Well, well. He was a poet, you know.
Lermontov
,
I mean. It’s not a genuine Russian name. He was descended from a Scotsman called George Learmonth. Anything else?’

Captain Adams smiled. His companion had evidently been looking up various names in an encyclopaedia. That fact told
him that the sandy-haired man had already known the identity of the mysterious ship. That, of course, came as no surprise.

‘Anything else, you ask? Yes, there was. At such-and-such a time on Wednesday, the twenty-fifth of this month, the people on the
Lermontov
lifted the Scilly Islands cable, spliced into it, and delivered a stream of Russian, which was read at the Porthcurno cable station as cable Morse. It consisted of a string of paragraphs from Gogol’s
Dead
Souls
.’

The sandy-haired man drew the skirts of his heavy serge cloak about his knees. He uttered a stifled sound, which might have been a sigh, or a sardonic laugh, cut off in mid-utterance.

‘Well, Adams,’ he said, ‘I agree with you that this may prove to be a very sinister business. There’s a richly Slavonic flavour about all this that I very much fear means mischief. That
business
of
Dead
Souls
…. Very suggestive, don’t you think?’

‘I do. Either the crew of the
Lermontov
are of a literary turn of mind, or – well, you can imagine the alternative. It was a rehearsal, but for what? It’s time for me to disappear from the quarter-deck, and take my luck in a hammock once again. It was a rehearsal – but it was more than that. The only way to find out what it means is for me to run with the pack.’

‘I assume you’ll let Admiral Holland know? As head of Naval Intelligence he’ll want to know where you’ve gone.’

‘Oh, yes, I’ll let him know. But for the near future, I’m entirely at your service.’

‘I wish you well,’ said his companion. ‘Meanwhile, I’ll keep my ears open for interesting rumours.’

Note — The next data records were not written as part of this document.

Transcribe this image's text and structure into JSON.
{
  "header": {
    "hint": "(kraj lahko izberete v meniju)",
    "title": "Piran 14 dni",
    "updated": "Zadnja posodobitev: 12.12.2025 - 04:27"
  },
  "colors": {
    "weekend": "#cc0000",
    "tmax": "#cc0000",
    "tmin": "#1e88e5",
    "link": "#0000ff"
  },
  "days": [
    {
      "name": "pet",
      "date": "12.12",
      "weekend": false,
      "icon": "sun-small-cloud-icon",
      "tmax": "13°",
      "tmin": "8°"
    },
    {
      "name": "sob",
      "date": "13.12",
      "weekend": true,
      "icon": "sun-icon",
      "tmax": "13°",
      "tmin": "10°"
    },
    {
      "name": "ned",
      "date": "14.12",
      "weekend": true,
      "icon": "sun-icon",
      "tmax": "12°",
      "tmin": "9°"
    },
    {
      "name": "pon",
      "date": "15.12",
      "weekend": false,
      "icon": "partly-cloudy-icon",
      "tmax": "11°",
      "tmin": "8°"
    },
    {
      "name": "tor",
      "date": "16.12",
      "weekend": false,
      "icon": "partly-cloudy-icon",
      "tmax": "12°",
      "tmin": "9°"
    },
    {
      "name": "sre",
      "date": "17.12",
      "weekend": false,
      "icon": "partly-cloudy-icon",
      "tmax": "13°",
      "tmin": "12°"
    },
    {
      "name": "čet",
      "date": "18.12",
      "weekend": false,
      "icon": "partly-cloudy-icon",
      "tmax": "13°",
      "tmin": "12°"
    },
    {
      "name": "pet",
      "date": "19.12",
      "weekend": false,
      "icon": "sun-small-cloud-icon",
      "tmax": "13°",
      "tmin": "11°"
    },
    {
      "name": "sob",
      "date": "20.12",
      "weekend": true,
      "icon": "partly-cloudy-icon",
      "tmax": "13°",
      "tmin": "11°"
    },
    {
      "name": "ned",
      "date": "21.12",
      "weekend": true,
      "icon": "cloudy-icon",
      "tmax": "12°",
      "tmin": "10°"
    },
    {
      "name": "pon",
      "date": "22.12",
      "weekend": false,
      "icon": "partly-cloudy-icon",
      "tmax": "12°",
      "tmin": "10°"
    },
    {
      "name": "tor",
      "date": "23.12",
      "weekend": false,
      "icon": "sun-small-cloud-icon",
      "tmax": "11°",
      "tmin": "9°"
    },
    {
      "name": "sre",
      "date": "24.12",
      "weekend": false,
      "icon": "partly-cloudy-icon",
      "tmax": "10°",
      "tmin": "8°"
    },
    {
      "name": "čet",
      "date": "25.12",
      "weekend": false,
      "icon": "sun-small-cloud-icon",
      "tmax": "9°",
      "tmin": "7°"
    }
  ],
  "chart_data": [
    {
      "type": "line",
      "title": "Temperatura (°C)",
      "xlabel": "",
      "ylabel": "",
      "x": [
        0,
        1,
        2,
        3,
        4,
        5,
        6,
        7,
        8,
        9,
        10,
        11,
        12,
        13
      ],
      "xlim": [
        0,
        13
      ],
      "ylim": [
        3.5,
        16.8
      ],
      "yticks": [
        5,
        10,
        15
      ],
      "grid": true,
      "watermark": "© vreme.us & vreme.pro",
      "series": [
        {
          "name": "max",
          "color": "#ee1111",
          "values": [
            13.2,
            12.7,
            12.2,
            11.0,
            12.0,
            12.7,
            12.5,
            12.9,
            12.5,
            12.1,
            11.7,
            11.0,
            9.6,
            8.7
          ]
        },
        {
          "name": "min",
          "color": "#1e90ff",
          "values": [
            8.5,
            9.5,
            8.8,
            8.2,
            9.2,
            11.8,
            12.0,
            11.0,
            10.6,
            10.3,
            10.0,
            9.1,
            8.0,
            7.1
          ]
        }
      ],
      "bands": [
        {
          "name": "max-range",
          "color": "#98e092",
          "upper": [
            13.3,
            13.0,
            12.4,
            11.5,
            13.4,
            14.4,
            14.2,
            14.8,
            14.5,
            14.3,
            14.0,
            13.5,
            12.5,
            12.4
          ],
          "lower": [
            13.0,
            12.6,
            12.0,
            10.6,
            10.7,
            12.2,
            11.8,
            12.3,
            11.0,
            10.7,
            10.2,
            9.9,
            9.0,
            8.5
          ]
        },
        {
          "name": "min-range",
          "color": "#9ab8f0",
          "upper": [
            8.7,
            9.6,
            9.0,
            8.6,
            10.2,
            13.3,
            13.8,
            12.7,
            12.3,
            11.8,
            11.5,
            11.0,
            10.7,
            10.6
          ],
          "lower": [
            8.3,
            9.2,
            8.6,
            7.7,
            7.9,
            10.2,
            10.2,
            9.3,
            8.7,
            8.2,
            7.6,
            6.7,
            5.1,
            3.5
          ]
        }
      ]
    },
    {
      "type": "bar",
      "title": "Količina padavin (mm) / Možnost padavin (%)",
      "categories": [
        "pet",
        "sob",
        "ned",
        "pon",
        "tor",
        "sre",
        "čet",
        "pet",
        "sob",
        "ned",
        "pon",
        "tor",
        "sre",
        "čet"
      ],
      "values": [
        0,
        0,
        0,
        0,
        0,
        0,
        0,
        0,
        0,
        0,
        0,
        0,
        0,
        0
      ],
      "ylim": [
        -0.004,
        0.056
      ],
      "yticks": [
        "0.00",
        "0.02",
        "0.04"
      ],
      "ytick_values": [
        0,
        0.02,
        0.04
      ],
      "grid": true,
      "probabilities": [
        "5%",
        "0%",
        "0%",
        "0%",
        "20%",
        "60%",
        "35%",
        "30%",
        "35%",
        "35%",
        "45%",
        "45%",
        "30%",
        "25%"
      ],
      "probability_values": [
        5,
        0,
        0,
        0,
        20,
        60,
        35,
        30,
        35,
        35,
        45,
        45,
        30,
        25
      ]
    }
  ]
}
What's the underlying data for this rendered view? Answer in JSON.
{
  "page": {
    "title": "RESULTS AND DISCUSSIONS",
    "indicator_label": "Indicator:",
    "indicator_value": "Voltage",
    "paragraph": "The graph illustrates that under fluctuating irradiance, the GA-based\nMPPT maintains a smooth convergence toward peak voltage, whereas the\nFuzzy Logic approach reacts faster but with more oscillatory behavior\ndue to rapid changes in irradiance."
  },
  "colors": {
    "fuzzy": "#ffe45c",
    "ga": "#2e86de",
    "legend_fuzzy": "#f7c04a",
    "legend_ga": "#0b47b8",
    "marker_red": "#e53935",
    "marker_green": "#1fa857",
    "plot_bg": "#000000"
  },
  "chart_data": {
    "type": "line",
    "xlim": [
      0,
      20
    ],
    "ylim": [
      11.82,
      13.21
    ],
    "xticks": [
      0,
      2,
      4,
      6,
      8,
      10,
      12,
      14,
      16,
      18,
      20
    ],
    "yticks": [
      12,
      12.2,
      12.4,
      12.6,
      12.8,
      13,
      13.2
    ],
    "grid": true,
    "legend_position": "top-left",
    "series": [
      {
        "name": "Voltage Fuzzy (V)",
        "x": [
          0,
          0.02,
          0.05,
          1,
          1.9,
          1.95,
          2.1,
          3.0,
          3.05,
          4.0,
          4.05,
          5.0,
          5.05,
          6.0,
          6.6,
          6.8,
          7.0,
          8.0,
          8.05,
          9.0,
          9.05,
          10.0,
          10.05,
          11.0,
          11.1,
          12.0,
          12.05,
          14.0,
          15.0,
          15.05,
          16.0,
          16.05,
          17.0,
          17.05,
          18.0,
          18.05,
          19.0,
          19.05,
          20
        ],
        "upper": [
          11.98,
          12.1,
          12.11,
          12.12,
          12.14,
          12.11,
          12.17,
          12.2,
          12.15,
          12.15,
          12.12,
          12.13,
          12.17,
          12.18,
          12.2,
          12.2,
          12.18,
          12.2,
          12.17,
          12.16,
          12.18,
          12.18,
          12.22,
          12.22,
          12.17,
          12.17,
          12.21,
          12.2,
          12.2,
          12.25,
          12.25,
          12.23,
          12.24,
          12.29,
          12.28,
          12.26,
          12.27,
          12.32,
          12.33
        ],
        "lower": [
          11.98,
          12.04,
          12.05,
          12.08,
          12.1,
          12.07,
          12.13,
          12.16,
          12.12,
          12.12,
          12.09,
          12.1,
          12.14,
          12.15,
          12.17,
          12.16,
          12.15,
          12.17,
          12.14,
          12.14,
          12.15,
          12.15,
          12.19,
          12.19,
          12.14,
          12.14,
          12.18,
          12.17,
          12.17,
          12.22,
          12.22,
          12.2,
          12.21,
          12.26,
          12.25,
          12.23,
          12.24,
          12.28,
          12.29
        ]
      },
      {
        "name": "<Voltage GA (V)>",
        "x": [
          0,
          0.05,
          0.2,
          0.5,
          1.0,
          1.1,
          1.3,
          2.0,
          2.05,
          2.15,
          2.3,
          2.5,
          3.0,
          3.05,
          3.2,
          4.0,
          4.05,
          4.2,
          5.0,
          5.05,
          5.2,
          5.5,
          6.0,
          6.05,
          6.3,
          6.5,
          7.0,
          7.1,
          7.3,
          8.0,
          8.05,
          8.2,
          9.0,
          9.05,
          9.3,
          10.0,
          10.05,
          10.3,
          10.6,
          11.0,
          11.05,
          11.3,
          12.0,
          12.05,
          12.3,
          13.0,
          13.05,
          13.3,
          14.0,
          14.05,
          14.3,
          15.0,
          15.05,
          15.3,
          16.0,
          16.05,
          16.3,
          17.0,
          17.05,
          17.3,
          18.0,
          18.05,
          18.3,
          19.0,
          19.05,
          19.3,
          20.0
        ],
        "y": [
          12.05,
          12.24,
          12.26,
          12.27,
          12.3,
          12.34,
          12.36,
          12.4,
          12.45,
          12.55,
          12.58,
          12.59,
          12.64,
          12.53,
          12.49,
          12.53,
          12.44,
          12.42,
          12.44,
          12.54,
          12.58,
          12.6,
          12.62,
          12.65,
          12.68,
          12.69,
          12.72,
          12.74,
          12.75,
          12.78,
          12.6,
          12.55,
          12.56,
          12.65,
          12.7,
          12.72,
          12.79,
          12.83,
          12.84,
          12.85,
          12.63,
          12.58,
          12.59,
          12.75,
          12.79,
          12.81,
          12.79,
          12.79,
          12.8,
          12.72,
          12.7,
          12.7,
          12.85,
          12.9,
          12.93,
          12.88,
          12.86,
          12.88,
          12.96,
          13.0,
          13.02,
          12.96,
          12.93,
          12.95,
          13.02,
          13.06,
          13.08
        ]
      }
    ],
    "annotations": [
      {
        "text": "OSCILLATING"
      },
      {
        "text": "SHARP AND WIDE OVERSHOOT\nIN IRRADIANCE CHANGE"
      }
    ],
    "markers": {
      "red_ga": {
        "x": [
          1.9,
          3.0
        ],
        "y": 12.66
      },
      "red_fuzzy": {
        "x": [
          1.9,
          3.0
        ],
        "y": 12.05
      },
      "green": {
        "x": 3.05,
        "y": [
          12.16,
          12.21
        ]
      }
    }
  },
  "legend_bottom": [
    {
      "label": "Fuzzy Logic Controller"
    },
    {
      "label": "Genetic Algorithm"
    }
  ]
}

‘You have many ears, haven’t you?’

‘I have. And many eyes, too. I wish you God speed, Captain Adams.’

A couple of minutes later the train glided out of Penzance Station.

 

Early the following morning, the Russian cable-ship upped anchor, and steamed rapidly away from the Cornish coast. Young William Pascoe stood on the headland, watching it as it sailed towards the horizon. He wondered what dangers it had
brought in its wake when it had first anchored offshore. To the outsider, the quiet sandy beach at Porthcurno would seem to be little more than a picturesque home for the mournfully crying sea-birds wheeling above the rocky headland. But beneath the sand of the shore lay buried the great network of cables that made Porthcurno the nerve centre of the Empire. Destroy them, and Britain would become suddenly blind and deaf to the doings of the great world beyond its shores. Captain Adams, no doubt, would set various chains of action into motion. But was there anything that he, William Pascoe, could do? Yes, but he would have to be careful and discreet. Russia, he thought ruefully, once roused to anger, would make a formidable
adversary
. Yes, it would be more prudent to watch and wait – but prudence was something for older men to exercise. A young man was entitled to take risks.